White House Chief of Staff Andrew Card said recently, on ABC's "This Week," that "the president and Congress will take a look at" regulating IVF clinics. But "right now," he added, "we don't ... see the need for further regulation."

Enough safeguards?

The politics of regulating fertility clinics may be more daunting than those surrounding Mr. Bush's recent stem-cell decision.

"There are two places we [as a society] don't like government involved. One is the physician's office, and one is the bedroom," says Sean Tipton, spokesman for the American Society for Reproductive Medicine.

Additionally, Mr.

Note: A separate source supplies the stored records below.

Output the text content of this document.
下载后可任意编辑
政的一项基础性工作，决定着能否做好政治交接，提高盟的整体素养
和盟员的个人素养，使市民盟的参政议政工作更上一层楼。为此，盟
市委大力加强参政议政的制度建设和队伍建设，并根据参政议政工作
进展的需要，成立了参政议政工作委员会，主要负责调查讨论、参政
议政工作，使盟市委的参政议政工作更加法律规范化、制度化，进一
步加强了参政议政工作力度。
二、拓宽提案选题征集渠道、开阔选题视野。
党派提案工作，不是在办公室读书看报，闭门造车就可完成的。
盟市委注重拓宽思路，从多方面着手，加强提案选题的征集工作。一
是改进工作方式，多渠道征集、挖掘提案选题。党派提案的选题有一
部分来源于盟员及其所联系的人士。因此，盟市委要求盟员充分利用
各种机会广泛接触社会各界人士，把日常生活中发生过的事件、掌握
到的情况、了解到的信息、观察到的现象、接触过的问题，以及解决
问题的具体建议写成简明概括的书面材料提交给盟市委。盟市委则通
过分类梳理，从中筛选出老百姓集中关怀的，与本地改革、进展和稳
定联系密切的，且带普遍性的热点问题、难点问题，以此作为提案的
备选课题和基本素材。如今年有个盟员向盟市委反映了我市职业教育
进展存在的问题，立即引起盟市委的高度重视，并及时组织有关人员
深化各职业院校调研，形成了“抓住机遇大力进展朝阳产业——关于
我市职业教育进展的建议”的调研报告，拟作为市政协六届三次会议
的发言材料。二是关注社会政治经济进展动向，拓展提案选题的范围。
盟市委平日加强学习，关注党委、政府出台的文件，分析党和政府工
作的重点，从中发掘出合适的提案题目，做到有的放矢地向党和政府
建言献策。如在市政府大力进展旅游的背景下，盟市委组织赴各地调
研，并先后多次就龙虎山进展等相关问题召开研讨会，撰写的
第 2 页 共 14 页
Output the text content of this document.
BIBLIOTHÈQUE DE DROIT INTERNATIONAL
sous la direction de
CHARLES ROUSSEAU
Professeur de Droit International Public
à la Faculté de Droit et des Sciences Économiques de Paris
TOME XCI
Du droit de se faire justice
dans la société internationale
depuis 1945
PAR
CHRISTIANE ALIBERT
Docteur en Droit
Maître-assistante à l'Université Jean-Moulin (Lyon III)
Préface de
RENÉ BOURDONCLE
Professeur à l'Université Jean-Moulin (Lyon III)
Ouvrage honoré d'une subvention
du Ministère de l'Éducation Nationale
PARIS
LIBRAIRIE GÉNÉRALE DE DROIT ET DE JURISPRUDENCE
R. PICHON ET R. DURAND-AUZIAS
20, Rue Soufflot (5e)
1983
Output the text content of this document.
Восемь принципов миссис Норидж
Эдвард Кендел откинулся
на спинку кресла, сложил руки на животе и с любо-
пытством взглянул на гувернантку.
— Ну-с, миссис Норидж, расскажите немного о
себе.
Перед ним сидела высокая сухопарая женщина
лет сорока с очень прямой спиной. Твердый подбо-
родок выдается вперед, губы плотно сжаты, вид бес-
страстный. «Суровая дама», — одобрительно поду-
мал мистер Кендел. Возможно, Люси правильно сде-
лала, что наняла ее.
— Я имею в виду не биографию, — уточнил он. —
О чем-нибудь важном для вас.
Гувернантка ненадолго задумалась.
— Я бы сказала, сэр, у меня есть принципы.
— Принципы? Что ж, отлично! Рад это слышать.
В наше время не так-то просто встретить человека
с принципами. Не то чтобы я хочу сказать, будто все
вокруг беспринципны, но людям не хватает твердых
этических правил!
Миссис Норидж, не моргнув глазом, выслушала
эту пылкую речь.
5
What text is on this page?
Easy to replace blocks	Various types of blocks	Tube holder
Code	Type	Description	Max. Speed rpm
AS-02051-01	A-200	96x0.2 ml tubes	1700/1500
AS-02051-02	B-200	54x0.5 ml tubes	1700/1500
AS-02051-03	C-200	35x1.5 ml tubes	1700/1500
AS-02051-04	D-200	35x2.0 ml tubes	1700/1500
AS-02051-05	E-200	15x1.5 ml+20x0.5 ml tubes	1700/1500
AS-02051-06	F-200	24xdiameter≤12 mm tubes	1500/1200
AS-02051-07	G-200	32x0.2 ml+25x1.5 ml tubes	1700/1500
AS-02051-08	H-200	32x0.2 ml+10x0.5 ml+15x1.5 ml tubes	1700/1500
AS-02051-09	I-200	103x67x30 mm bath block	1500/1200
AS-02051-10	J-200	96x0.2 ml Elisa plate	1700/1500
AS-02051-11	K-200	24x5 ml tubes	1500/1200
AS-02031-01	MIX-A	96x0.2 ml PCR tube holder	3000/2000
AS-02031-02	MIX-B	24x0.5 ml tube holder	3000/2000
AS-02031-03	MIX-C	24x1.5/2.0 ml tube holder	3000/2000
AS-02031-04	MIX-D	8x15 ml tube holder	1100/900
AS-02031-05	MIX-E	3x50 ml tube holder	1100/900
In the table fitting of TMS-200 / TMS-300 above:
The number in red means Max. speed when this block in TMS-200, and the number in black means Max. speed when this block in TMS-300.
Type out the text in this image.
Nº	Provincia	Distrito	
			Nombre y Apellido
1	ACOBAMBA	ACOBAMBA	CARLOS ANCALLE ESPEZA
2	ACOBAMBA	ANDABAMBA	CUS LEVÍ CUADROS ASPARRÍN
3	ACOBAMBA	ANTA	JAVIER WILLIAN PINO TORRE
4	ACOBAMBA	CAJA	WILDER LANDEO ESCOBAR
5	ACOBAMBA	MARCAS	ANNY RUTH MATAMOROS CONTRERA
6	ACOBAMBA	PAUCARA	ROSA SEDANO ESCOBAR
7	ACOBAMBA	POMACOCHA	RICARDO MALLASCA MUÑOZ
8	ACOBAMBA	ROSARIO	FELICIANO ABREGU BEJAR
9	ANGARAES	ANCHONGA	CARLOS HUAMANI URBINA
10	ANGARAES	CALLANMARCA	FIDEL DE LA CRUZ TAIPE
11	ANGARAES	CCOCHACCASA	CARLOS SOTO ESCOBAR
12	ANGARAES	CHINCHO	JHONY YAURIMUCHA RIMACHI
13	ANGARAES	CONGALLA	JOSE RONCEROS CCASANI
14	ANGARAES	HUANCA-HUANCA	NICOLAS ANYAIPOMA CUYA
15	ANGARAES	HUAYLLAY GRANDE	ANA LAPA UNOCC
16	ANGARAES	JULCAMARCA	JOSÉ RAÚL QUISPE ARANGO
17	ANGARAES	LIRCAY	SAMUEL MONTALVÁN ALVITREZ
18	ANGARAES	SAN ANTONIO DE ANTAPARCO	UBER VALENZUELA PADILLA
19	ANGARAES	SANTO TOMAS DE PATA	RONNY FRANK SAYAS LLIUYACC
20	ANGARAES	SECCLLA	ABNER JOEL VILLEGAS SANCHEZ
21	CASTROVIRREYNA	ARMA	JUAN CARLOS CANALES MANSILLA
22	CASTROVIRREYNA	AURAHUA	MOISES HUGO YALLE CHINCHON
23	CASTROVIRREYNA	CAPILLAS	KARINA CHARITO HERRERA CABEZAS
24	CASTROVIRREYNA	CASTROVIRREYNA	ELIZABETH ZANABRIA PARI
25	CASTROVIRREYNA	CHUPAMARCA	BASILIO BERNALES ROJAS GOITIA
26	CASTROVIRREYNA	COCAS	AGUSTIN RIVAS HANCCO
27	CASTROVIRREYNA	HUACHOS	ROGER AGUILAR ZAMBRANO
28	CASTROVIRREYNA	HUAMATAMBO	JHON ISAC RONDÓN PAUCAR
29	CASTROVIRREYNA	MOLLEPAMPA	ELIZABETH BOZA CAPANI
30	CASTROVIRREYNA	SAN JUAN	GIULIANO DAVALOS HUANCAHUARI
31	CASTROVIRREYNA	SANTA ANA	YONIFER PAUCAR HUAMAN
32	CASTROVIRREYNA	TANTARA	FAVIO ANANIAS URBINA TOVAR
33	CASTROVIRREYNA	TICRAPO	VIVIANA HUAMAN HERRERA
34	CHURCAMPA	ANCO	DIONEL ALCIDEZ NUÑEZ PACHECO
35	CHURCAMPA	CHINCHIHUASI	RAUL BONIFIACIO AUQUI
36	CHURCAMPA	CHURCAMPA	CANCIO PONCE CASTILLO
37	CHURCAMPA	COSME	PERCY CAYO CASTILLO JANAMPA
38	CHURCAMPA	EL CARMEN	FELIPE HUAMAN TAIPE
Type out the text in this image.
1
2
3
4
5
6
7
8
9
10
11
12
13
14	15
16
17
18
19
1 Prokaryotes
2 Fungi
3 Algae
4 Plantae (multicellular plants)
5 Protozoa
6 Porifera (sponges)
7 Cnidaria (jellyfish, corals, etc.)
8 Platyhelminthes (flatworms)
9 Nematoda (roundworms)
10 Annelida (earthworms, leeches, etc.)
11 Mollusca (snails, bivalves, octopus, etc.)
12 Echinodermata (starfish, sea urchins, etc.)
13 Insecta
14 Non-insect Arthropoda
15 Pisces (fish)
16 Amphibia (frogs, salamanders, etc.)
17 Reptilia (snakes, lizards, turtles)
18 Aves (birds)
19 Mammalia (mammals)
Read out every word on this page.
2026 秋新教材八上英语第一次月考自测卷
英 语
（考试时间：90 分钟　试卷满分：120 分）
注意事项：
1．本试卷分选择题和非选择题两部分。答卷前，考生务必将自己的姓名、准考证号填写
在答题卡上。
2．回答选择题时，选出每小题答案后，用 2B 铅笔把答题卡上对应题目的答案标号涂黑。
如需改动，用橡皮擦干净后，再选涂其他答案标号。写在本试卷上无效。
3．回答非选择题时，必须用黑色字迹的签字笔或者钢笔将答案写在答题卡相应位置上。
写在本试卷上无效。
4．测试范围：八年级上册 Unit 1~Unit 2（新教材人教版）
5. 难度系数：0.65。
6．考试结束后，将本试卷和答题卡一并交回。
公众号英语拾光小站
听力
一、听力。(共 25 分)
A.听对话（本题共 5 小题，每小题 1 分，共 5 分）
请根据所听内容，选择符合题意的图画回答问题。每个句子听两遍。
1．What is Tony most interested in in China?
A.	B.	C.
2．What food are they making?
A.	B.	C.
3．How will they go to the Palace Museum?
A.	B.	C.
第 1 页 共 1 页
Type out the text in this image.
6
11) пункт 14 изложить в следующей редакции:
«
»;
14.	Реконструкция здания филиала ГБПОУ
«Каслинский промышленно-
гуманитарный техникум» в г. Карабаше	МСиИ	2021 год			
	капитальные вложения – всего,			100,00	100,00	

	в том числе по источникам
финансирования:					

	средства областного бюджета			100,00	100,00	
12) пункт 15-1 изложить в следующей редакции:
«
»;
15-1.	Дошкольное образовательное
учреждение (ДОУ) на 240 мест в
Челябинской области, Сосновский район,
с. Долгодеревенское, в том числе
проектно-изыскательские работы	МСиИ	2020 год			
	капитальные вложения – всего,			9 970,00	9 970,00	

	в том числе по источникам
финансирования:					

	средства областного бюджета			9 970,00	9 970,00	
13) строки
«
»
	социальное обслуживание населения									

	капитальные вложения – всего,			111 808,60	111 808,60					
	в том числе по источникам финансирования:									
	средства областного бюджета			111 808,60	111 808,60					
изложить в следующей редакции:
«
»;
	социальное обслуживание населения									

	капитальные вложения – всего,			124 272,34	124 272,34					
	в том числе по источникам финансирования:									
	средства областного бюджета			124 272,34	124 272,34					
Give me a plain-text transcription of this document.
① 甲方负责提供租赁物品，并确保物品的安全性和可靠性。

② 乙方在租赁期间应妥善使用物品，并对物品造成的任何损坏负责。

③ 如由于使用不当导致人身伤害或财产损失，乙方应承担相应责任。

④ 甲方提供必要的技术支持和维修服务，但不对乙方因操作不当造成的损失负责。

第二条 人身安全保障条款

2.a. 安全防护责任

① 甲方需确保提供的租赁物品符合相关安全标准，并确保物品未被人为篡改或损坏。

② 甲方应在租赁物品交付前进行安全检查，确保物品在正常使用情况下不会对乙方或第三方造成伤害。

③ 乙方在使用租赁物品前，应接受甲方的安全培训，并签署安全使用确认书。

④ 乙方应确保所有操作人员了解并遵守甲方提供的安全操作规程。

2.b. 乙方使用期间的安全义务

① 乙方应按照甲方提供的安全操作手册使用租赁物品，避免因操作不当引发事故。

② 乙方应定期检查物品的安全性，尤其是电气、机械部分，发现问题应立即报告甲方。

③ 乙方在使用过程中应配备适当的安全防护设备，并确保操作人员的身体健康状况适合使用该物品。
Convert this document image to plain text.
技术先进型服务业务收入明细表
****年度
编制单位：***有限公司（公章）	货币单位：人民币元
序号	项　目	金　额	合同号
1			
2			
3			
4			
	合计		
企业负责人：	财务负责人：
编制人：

Tipton and others say, the anti-abortion movement - which could arguably rise in protest over thousands of embryos headed for the dustbin - won't touch this issue. They recognize the popularity of IVF clinics among infertile couples, and the fact that more than 150,000 babies have been born as a result of in vitro fertilization. Indeed, the National Right to Life Committee declined to comment for this story.

Tipton also argues that the reproductive industry is sufficiently regulated. Its physicians are state licensed, and the federal government requires clinics to report their pregnancy success rates.

Meanwhile, the Food and Drug Administration is moving into oversight of fetal tissue. But FDA itself describes its new requirements as "baseline" and knows they do not address the ethical questions that arise in IVF clinics.

Joe McIlhaney, a founder of St. David's IVF clinic in Austin who has consulted with the White House on reproductive issues, wishes other clinics would use the standards he helped establish at St. David's.

St. David's, for example,

fertilizes only the number of eggs a woman wants to have implanted. In many clinics, by contrast, all eggs produced in the IVF process are fertilized, the best are chosen, and the rest are discarded. St. David's approach results in fewer embryos, and interestingly, in high rates of success for pregnancy and birth.

Little push for change

But many things stand in the way of additional regulation. For one, Mr. Kahn says, none of the stakeholders in IVF is inclined to push for it. Patients who desperately desire babies don't want to restrict any possible avenue. Doctors naturally resist oversight. Insurance companies don't usually cover IVF, so they are absent from the usual lobbying mix.

Still, there's some stirring in the hinterland. Wisconsin Assemblyman Steve Freese is devising a bill that not only bans human-embryo research but that also studies IVF clinics. "The purpose of our legislation is to start a dialogue that has not occurred to date - about stem-cell research, cloning, and what happens at fertility clinics," he says.